Şimdi, tarihin labirentlerinde kaybolmadan doğrudan konumuz olan Kürtler ile ilgili gerçekleri kaynaklara dayanarak açıklamaya çalışalım. Başta Şerefname olmak üzere birçok eserde Kürtler, Türkiye sınırları içinde yaşayan Gurmançi’ler ve Guran’lar (Zaza’lar) ile İran ve Irak’ta yaşayan Kelhur’lar ve Lur’lar diye dört gruba ayrılmaktadırlar. Kürt denilen bu gruplar MÖ.600-700’lü yıllarda göç yollarından güneye inerek Orta Doğu’yu ve Anadolu’yu tercih ederek ülkemiz sınırları içinde Hakkâri, Diyarbakır, Şanlıurfa, Mardin Tunceli, Bitlis, Bingöl ve Fırat Nehri kıyılarına yerleşirlerken, bir kısmı da Irak, Suriye ve İran’a yerleşmişlerdir.

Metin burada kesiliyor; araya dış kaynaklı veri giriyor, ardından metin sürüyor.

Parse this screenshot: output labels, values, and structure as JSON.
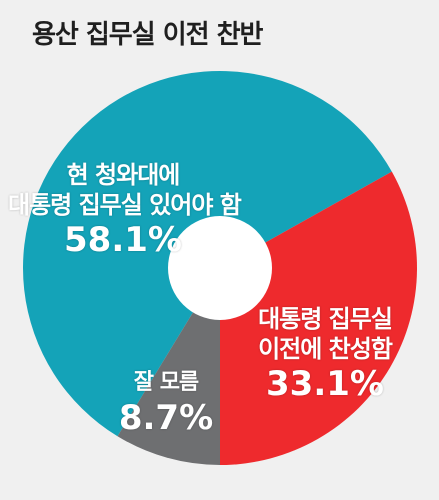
{
  "chart_data": {
    "type": "pie",
    "title": "용산 집무실 이전 찬반",
    "donut": true,
    "categories": [
      "현 청와대에 대통령 집무실 있어야 함",
      "대통령 집무실 이전에 찬성함",
      "잘 모름"
    ],
    "label_lines": [
      [
        "현 청와대에",
        "대통령 집무실 있어야 함"
      ],
      [
        "대통령 집무실",
        "이전에 찬성함"
      ],
      [
        "잘 모름"
      ]
    ],
    "values": [
      58.1,
      33.1,
      8.7
    ],
    "value_labels": [
      "58.1%",
      "33.1%",
      "8.7%"
    ],
    "colors": [
      "#14a3b8",
      "#ee2a2d",
      "#6e6f71"
    ]
  }
}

Ne var ki, kendilerine Kürt adı verilen bu kavimler, bu bölgelere geldiklerinde, bu topraklarda Orta Asya’dan çok daha önceleri MÖ. 2500-3000 yıllarında gelen Turan halkları ile Sami ırkına mensup halklar yaşamaktaydı. Günümüzde hiçbir milletin mensupları yukarıda adı geçen antik milletlerin torunları olduklarını ileri sürmemektedir. Sümer’lerin, Hitit’lerin, Elam’ların ya da Baktria’ların soyundan geldiklerini iddia edenleri hiç duydunuz mu? Kürt adı, bu bölgeye gelip yerleşmiş olan Gur’lara, Z.V.Togan’a göre 24 Türk boyundan biri olan Paktaye’lere (Bokhti) ve Elegest Yazıtı’ndaki Körtle sözcüğünün Kürt şeklinde yorumlanmasına dayanmaktadır. Diğer taraftan Kürtlerin atalarının Karduk olduğunu ileri sürenler bu kavmin bir Orta Asya halkı olduğunu unutmuş gözükmektedirler.Kürtlerin menşei ile ilgili olarak 19. Yüzyıldan itibaren ortaya atılmaya başlayan tezler, yapılan tarihi, arkeolojik çalışmalar sonrasında sürekli değişikliğe uğramaya başlamıştır. 1597’de Şeref Han tarafından Farsça yazılan Şerefname’de Kürt kavramından pek bahsedilmemekte bölgede yaşayan Müslüman Türkmenler ve Araplaşmış İran kökenli, Abbasiler ve Araplar tarafından ‘’Ekrad’’ diye çağrılan göçebelerin hayatı anlatılmaktadır. Kitapta bir Kürt Devleti olarak adı geçen Mervanoğulları’nın Selçuklular’dan önce bölgeye yerleşmiş bir Türk boyu olduğu göz ardı edilmiştir.

 

Tarih Boyunca Türk Kavimleri’nde E. Yavuz’un Kürt Adının Kökü ile ilgili başlığındaki yazılanlara kısaca değinelim: ’’ Karlar, Hindikuş dağları çevresinde Gurşistanın Paktika bölgesinde Kardu-el yani (Kar ili) nde yaşayan bir Türk oymağıdır. Demek oluyorki vaktiyle bunlardan bir bölümü; Çarlar, Gurlar, Peçenekler, Karlukhlar, Bohtlarla birlikte Kenterides (Kent-eri) bölgesine ve Bohtan suyu ile Dicle arasına yerleşdikleri ve buraya da yine eski illerinin adı olan Kardu ve yine eski bölgeleri olan ve Herodot’un Paktı diye adlandırdığı Bohti adını verdikleri görülmektedir… Şu hale göre, Gurlar ilinden ve Hindikuş dağları çevrelerinden, Elbruz (Alp Uruz) dağları etekleriyle Zagrus dağlarına gelen bu Türk oymaklarının bir bölümü, Zagrusları aşarak Doğu-Anadolu’da yerleşirken diğer bir bölümü de bu dağların doğusunda kalmış ve Gur adını bu güne kadar koruyabilmiştir. Gerek Gurlar ve gerek Karlar her ikisi de birer Türk uruğudur. S.270’’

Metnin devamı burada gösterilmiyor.